Nüfusun % 50'sinin hastalığa tutulduğu, kırsal bölgelerde daha sık görüldüğü bilinmektedir. Hastalık, çiğ ya da az pişmiş etlerin yenmesi ya da kedi pisliğinin bulaşmasıyla insana geçer. Yani, hastalığa yakalanmış olan hayvanın eti ve dışkısı ile bulaşır. Gebeliğin herhangi bir döneminde bulaşması mümkündür.
Neden Olduğu Bozukluklar ; Özellikle görme organlarında ve beyinde bozukluklara yol açar; beyinde sıvı birikmesine (hidrosefali) ve kireçlenmeye (kalsifikasyon) yol açar.
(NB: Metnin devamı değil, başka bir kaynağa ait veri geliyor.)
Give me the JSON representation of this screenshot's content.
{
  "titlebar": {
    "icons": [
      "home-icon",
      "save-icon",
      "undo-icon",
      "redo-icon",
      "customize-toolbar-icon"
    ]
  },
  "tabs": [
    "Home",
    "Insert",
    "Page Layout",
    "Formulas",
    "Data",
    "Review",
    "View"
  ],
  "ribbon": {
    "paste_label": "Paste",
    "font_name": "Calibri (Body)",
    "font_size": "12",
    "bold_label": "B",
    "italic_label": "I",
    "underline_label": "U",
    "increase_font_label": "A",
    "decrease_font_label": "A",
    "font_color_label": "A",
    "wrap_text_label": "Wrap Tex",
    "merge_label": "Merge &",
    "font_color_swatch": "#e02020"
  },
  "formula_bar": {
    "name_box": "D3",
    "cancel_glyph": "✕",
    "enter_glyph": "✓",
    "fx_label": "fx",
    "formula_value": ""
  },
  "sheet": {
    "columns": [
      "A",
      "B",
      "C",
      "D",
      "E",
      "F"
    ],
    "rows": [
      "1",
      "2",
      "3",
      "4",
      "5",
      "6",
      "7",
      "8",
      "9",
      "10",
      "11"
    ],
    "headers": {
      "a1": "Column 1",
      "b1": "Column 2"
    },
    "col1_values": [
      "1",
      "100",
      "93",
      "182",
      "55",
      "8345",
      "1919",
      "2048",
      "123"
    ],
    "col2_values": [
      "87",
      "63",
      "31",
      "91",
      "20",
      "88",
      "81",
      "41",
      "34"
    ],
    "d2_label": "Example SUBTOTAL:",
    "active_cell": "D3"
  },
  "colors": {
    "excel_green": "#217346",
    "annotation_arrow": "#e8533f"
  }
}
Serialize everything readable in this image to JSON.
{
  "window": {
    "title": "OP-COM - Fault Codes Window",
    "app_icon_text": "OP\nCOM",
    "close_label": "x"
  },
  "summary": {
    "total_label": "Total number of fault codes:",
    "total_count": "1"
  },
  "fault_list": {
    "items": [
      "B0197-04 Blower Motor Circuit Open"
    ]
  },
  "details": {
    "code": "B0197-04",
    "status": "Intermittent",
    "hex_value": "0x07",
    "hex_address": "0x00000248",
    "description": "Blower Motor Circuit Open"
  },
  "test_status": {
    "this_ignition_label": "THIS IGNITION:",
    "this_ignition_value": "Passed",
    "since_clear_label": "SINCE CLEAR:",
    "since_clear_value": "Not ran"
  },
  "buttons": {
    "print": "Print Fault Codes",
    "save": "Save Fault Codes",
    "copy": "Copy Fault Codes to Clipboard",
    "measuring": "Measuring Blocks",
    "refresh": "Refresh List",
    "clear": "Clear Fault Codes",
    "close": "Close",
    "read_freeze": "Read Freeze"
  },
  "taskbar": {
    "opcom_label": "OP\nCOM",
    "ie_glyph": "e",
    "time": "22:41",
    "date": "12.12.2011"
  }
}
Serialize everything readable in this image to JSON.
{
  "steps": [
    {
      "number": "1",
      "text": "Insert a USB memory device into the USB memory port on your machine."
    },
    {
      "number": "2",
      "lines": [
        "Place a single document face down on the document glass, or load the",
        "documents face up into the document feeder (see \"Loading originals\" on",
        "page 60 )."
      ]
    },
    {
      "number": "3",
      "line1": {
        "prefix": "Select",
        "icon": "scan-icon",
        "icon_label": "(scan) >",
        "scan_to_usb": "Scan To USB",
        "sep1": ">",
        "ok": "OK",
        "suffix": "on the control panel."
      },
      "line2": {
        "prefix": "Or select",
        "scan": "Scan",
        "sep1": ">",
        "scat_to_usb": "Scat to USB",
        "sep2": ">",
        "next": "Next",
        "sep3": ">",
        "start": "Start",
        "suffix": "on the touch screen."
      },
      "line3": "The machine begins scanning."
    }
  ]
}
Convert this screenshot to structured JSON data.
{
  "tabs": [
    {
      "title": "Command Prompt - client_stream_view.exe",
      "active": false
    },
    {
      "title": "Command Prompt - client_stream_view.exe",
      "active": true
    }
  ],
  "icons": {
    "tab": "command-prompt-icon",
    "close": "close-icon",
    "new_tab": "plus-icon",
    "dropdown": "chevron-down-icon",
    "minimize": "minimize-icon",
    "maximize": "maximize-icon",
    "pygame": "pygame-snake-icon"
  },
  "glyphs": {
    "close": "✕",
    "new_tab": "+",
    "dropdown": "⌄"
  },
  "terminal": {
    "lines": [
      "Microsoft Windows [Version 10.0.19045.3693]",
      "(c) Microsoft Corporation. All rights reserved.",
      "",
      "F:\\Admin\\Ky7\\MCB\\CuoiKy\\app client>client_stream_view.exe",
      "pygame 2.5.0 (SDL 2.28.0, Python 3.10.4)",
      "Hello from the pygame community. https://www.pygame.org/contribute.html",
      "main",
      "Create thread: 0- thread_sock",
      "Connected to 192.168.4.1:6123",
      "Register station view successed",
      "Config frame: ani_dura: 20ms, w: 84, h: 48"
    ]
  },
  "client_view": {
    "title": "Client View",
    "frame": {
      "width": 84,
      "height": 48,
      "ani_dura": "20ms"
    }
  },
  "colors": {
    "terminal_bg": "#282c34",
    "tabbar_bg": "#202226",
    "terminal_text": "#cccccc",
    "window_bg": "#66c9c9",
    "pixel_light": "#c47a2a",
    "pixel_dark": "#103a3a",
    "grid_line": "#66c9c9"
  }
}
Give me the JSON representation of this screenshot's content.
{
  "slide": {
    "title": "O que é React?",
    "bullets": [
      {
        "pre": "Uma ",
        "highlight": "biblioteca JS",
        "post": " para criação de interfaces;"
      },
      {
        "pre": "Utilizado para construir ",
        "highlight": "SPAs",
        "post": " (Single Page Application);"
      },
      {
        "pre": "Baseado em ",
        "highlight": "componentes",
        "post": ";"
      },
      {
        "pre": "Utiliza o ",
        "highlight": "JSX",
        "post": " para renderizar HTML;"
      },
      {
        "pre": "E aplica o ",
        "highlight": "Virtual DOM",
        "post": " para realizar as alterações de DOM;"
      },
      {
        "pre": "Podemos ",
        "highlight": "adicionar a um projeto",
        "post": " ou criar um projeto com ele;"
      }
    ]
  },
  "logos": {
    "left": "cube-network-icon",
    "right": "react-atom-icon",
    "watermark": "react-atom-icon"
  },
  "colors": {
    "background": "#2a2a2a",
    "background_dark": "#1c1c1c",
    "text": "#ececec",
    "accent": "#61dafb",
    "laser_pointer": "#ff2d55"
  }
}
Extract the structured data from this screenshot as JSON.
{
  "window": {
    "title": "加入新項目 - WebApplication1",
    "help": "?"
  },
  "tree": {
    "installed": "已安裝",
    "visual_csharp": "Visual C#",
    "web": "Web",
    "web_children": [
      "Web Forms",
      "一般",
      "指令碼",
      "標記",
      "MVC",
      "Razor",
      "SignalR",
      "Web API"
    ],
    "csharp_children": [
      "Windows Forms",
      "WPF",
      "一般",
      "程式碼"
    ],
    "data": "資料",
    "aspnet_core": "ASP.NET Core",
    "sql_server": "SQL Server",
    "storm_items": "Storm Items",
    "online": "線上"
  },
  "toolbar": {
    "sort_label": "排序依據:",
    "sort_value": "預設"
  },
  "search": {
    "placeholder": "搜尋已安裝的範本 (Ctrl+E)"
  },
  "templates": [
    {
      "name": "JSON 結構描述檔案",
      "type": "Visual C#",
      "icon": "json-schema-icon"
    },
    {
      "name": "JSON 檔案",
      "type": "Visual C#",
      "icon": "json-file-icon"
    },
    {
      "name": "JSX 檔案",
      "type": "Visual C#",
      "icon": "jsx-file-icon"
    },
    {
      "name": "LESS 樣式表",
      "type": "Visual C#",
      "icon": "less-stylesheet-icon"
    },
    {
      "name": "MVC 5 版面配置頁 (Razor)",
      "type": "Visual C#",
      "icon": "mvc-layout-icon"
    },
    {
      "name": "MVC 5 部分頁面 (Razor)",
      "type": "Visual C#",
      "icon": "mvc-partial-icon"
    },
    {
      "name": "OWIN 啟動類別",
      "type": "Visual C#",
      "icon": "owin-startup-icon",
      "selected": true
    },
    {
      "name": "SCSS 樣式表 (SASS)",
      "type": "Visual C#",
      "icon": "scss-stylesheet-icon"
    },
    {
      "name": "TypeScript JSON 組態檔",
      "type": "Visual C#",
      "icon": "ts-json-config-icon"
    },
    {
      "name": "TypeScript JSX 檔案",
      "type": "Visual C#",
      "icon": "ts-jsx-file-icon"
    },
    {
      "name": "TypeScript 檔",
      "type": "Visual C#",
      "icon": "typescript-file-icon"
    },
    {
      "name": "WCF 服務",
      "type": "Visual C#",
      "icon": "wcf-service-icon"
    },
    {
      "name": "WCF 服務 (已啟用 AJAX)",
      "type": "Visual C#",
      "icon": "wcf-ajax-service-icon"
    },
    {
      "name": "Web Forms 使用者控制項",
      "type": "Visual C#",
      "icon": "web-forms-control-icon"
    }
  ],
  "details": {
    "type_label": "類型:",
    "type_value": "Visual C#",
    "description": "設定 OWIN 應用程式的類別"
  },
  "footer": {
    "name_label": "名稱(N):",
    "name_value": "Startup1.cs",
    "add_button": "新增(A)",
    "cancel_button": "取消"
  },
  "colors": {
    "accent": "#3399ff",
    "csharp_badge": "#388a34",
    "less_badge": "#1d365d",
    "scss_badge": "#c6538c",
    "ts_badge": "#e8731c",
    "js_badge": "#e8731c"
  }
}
Bebeğin doğduktan sonra yaşama olasılığı çok azdır. Böyle bir durumda da tanı yalnızca antikor düzeyinin saptanmasına dayanılarak konulabilir.
Tedavi ; Toksoplazmaya karşı 15'er günlük dönemler halinde özgün antibiyotiklerle birkaç tedavi türü uygulanır. İyileşinceye kadar birkaç ay beklemek gerekir. Sinir sistemindeki zararın boyutlarını, doğumdan önce belirlemek olanaksızdır. Kadının daha önceden bağışıklığı yoksa, gebelik sırasında aşılanmasına olanak yoktur. Bu yüzden kadınların bu hastalığı bulaştırma olasılığı olan evcil hayvanlardan uzak durmaları gerekir.
Frengi (Sifilis) Hastalığı
Dölüt için, frenginin erken tanısı çok önemlidir: bu yüzden ilk jinekolojik muayeneden sonra istenecek tahlillerden biri de kandaki frengiye karşı oluşmuş antikorları saptayan Wassermann Tepkimesi Testidir. Yetişkinlerde frengi hastalığı kendini değişik yerlerde belli eder. Frengi, ciltte yüzeysel ülserlere, iç organlardaki son derece ağır bozukluklara kaar pek çok bozukluğa neden olur. Gebe kadında frenginin dölüte bulaşması gebeliğin dördüncü ayından sonra olur. Hastalık önceden saptanırsa, yüksek dozda penisilin kürleri ile frenginin dölüte bulaşmadan tedavisi mümkündür. Frengi gebeliğin dördüncü ayından sonra fark edilirse, dölüt ya anne karnında ölür ya da birtakım deri, kemik ve böbrek bozuklukları ile doğar.